Lors d’une réunion du Conseil de sécurité des Nations unies tenue le lundi 20 juillet, différents acteurs de la communauté internationale ont exprimé leurs points de vue sur le dossier haïtien. À cette occasion, la ministre des Affaires étrangères et des Cultes, Raïna Forbin, a déclaré que des efforts importants sont en cours en matière de sécurité dans le pays, ainsi que pour la tenue des prochaines élections.
Il s’agissait d’une rencontre au cours de laquelle les acteurs de la communauté internationale ont largement insisté sur la situation sécuritaire et la question électorale en Haïti. Carlos Ruiz Massieu, chef du BINUH (Bureau intégré des Nations unies en Haïti), intervenant devant le Conseil de sécurité, a indiqué que la transition en Haïti se trouve à un moment décisif et qu’il est essentiel de saisir l’opportunité qui se présente sans perdre de temps. Dans ce sens, il a renouvelé l’engagement des Nations unies à continuer de soutenir les efforts des Haïtiens en faveur de la stabilité. Il a également insisté sur la nécessité de renforcer les capacités des acteurs et d’analyser des stratégies efficaces susceptibles de résoudre la crise. Selon lui, les interventions armées à elles seules ne suffiront pas.
« La sécurité demeure le défi le plus urgent pour Haïti, mais les opérations sécuritaires à elles seules ne suffiront pas à instaurer une paix durable. Il est également important d’adopter une approche plus large, qui renforce le système judiciaire, les institutions de l’État et les opportunités pour les communautés victimes de violences », a déclaré le chef du BINUH, rappelant que les gangs en Haïti comptent de nombreux enfants et qu’il est urgent de sauver cette génération à travers des efforts de stabilisation et de relèvement de la société.
De son côté, la ministre Raïna Forbin estime que des avancées significatives ont été réalisées en matière de sécurité dans le pays. « Des progrès réels sont enregistrés sur le terrain. Nous sommes plus près que nous ne l’avons été depuis plusieurs années afin de rétablir la sécurité et d’organiser des élections libres, crédibles, inclusives et participatives. Ce n’est pas le moment de reculer, c’est le moment pour la communauté internationale de se tenir résolument aux côtés du peuple haïtien », a déclaré la titulaire du MAEC.

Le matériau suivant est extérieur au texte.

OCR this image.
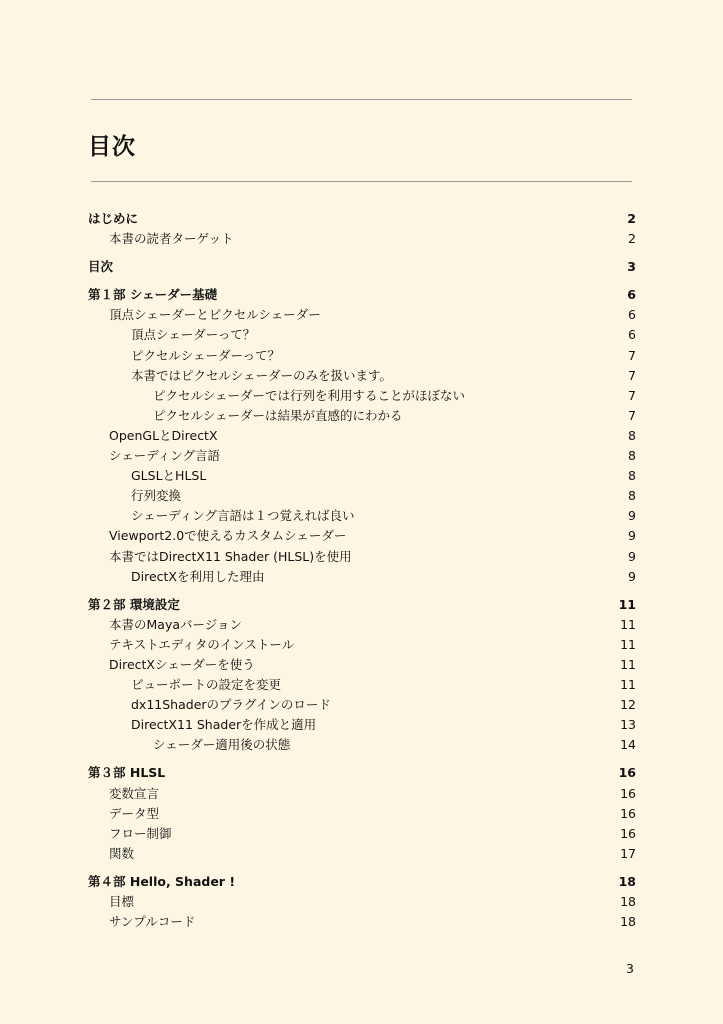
目次
はじめに	2
本書の読者ターゲット	2
目次	3
第１部 シェーダー基礎	6
頂点シェーダーとピクセルシェーダー	6
頂点シェーダーって？	6
ピクセルシェーダーって？	7
本書ではピクセルシェーダーのみを扱います。	7
ピクセルシェーダーでは行列を利用することがほぼない	7
ピクセルシェーダーは結果が直感的にわかる	7
OpenGLとDirectX	8
シェーディング言語	8
GLSLとHLSL	8
行列変換	8
シェーディング言語は１つ覚えれば良い	9
Viewport2.0で使えるカスタムシェーダー	9
本書ではDirectX11 Shader (HLSL)を使用	9
DirectXを利用した理由	9
第２部 環境設定	11
本書のMayaバージョン	11
テキストエディタのインストール	11
DirectXシェーダーを使う	11
ビューポートの設定を変更	11
dx11Shaderのプラグインのロード	12
DirectX11 Shaderを作成と適用	13
シェーダー適用後の状態	14
第３部 HLSL	16
変数宣言	16
データ型	16
フロー制御	16
関数	17
第４部 Hello, Shader !	18
目標	18
サンプルコード	18
3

Dans cette optique, elle a plaidé pour que les acteurs renforcent l’appui de la communauté internationale afin de consolider les efforts déjà entrepris et travailler à l’établissement d’une paix durable dans le pays.
Plus loin, elle a mis en avant le travail des forces de l’ordre, appuyées par les Forces de Répression des Gangs (FRG), dans la lutte visant à rétablir la sécurité dans le pays. Elle a également souligné la volonté du gouvernement de renforcer les institutions, de permettre un retour à l’ordre constitutionnel, de mettre en place plusieurs réformes dans le domaine de la sécurité, de consolider les institutions publiques et d’améliorer les conditions de vie de la population.
S’agissant du processus électoral, la ministre a déclaré qu’il progresse à un niveau inédit au cours des dix dernières années. Plusieurs étapes ont déjà été franchies par le gouvernement, notamment la publication du décret, tandis que les phases restantes relèvent du Conseil électoral provisoire (CEP), qui devrait publier le calendrier officiel dans les jours à venir. « Le processus d’inscription des partis politiques est finalisé, l’enregistrement des électeurs est lancé, le processus électoral est opérationnel et plus que jamais le gouvernement haïtien est convaincu que la seule voie d’avenir pour Haïti passe par la sécurité, la stabilité et les élections », a-t-elle affirmé.
Devant le Conseil, la ministre a clairement indiqué que les élections attendues doivent renforcer la confiance, conférer de la légitimité et ouvrir la voie à une paix et une stabilité durables, conformément aux attentes de la majorité de la population. Elle a précisé que sept départements du pays sont prêts à accueillir des élections sans incidents majeurs, tout en soulignant que, pour les trois autres départements, le déploiement des forces de répression demeure essentiel.
Enfin, elle a affirmé que la sécurité constitue un élément sine qua non pour garantir des élections démocratiques crédibles, assurant que le gouvernement est mobilisé et prêt à accompagner les forces de l’ordre afin de reprendre le contrôle des territoires sous l’emprise des gangs.